The direction of 2024 lending standards will depend on the economy
Overall, personal loan requirements have become stricter since the fourth quarter of 2023. Whether personal lending standards will be tightened further depends on how the economy fares in 2024. “If the economy enters a recession in 2024, those tight credit conditions will continue and they will become even tighter,” says McBride.
Recent data from TransUnion showed a 15 percent decline in total personal loans originated in the third quarter of 2023 compared to 2023, suggesting lenders may be targeting less risky borrowers. On the other hand, personal loans for excellent credit increased 20 percent from 2023, meaning lenders may prefer loans to borrowers with excellent financing.
McBride suggests that a healthy economy can also have a positive impact on getting approved for a personal loan, even if interest rates fall. “If the economy averts a recession, that will really help from an availability of credit perspective on personal loans.”

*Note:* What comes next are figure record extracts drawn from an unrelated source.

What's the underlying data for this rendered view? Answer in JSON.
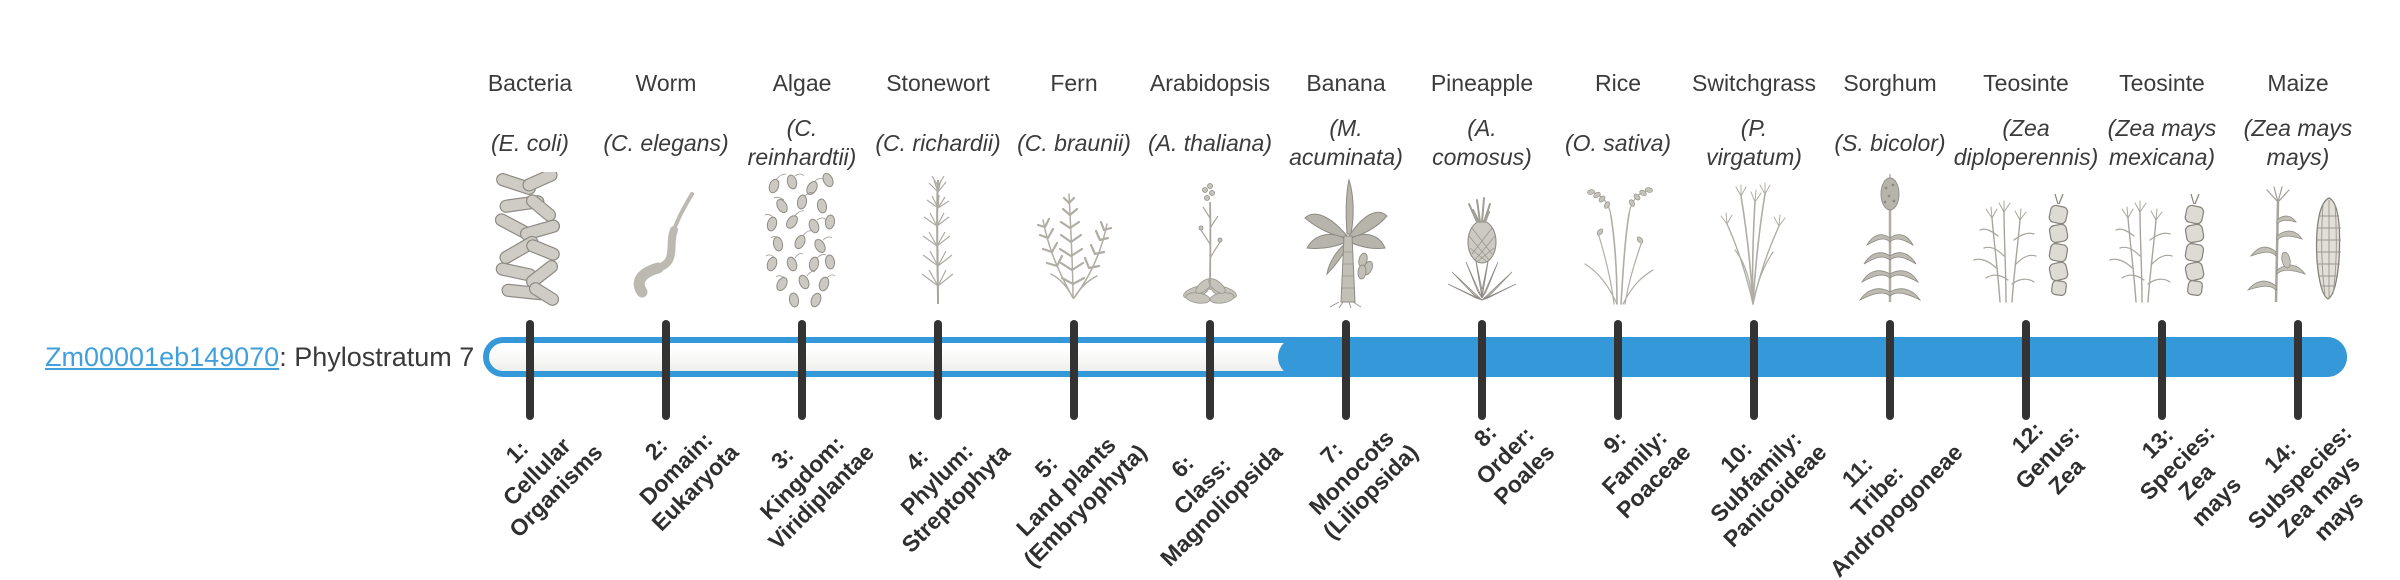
{
  "gene": {
    "id": "Zm00001eb149070",
    "label_suffix": ": Phylostratum 7",
    "phylostratum": 7,
    "filled_from_stratum": 7,
    "total_strata": 14
  },
  "colors": {
    "bar_blue": "#3598d8",
    "link_blue": "#41a0dc",
    "tick_color": "#333333",
    "text_color": "#3b3b3b"
  },
  "organisms": [
    {
      "name": "Bacteria",
      "sci": "(E. coli)",
      "icon": "bacteria",
      "stratum_label": "1:\nCellular\nOrganisms"
    },
    {
      "name": "Worm",
      "sci": "(C. elegans)",
      "icon": "worm",
      "stratum_label": "2:\nDomain:\nEukaryota"
    },
    {
      "name": "Algae",
      "sci": "(C.\nreinhardtii)",
      "icon": "algae",
      "stratum_label": "3:\nKingdom:\nViridiplantae"
    },
    {
      "name": "Stonewort",
      "sci": "(C. richardii)",
      "icon": "stonewort",
      "stratum_label": "4:\nPhylum:\nStreptophyta"
    },
    {
      "name": "Fern",
      "sci": "(C. braunii)",
      "icon": "fern",
      "stratum_label": "5:\nLand plants\n(Embryophyta)"
    },
    {
      "name": "Arabidopsis",
      "sci": "(A. thaliana)",
      "icon": "arabidopsis",
      "stratum_label": "6:\nClass:\nMagnoliopsida"
    },
    {
      "name": "Banana",
      "sci": "(M.\nacuminata)",
      "icon": "banana",
      "stratum_label": "7:\nMonocots\n(Liliopsida)"
    },
    {
      "name": "Pineapple",
      "sci": "(A.\ncomosus)",
      "icon": "pineapple",
      "stratum_label": "8:\nOrder:\nPoales"
    },
    {
      "name": "Rice",
      "sci": "(O. sativa)",
      "icon": "rice",
      "stratum_label": "9:\nFamily:\nPoaceae"
    },
    {
      "name": "Switchgrass",
      "sci": "(P.\nvirgatum)",
      "icon": "switchgrass",
      "stratum_label": "10:\nSubfamily:\nPanicoideae"
    },
    {
      "name": "Sorghum",
      "sci": "(S. bicolor)",
      "icon": "sorghum",
      "stratum_label": "11:\nTribe:\nAndropogoneae"
    },
    {
      "name": "Teosinte",
      "sci": "(Zea\ndiploperennis)",
      "icon": "teosinte",
      "stratum_label": "12:\nGenus:\nZea"
    },
    {
      "name": "Teosinte",
      "sci": "(Zea mays\nmexicana)",
      "icon": "teosinte",
      "stratum_label": "13:\nSpecies:\nZea\nmays"
    },
    {
      "name": "Maize",
      "sci": "(Zea mays\nmays)",
      "icon": "maize",
      "stratum_label": "14:\nSubspecies:\nZea mays\nmays"
    }
  ]
}
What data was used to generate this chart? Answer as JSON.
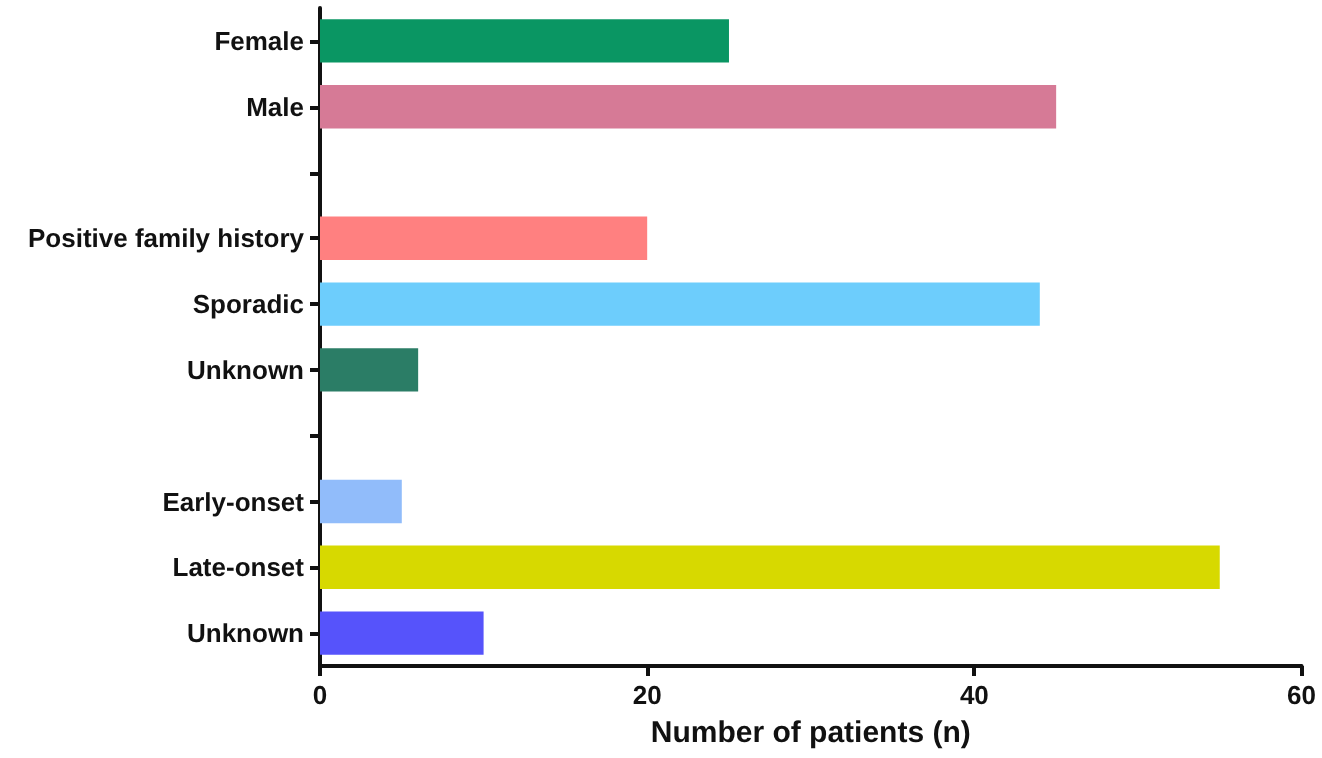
{
  "chart_data": {
    "type": "bar",
    "orientation": "horizontal",
    "xlabel": "Number of patients (n)",
    "categories": [
      "Female",
      "Male",
      null,
      "Positive family history",
      "Sporadic",
      "Unknown",
      null,
      "Early-onset",
      "Late-onset",
      "Unknown"
    ],
    "values": [
      25,
      45,
      null,
      20,
      44,
      6,
      null,
      5,
      55,
      10
    ],
    "colors": [
      "#0a9663",
      "#d67a96",
      null,
      "#ff8080",
      "#6dcdfc",
      "#2b7d66",
      null,
      "#91bcfa",
      "#d7d900",
      "#5653fb"
    ],
    "xlim": [
      0,
      60
    ],
    "xticks": [
      0,
      20,
      40,
      60
    ],
    "grid": false
  }
}
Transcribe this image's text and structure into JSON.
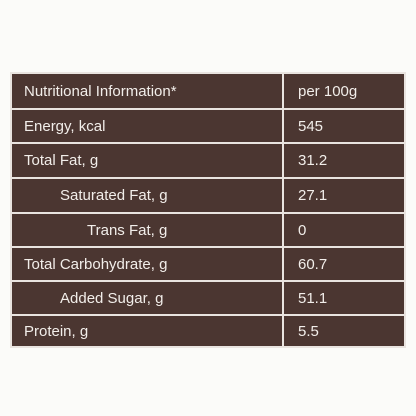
{
  "table": {
    "header": [
      "Nutritional Information*",
      "per 100g"
    ],
    "rows": [
      [
        "Energy, kcal",
        545
      ],
      [
        "Total Fat, g",
        31.2
      ],
      [
        "Saturated Fat, g",
        27.1
      ],
      [
        "Trans Fat, g",
        0
      ],
      [
        "Total Carbohydrate, g",
        60.7
      ],
      [
        "Added Sugar, g",
        51.1
      ],
      [
        "Protein, g",
        5.5
      ]
    ]
  }
}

However, if a weaker economy is the reason for the Fed’s rate cuts, personal loan rates may not fall, and loan approvals could become much more difficult. “If the Fed cuts rates because the economy is turning, you’re not necessarily going to see that translate into lower interest rates because credit is going to tighten,” McBride added.
Next steps for consumers
The best plan is to reduce as much expensive debt as possible. McBride recommends that consumers pay down expensive debts, such as credit cards or high-interest personal loans, as interest rates may remain high into 2024.
Despite the encouraging prospect of the Fed cutting rates after eleven consecutive rate hikes, interest rates are likely to remain high. Consumers should not expect a rapid drop in rates anytime soon.
Interest rates skyrocketed. They’re going to take the stairs down.
– Greg McBride, CFA | Chief Financial Analyst at Bankrate
Consider increasing your emergency savings to avoid high debt in the future. Having extra savings provides a cushion when unexpected expenses arise and reduces the chance of having to borrow to make ends meet.
Taking out a new personal loan could be a way to improve your financial situation in 2024, especially if you paid off multiple credit card debts in 2023 with a debt consolidation loan. “You may be able to refinance a personal loan that was taken out at a much higher rate at a more competitive rate now that your credit has improved,” says McBride.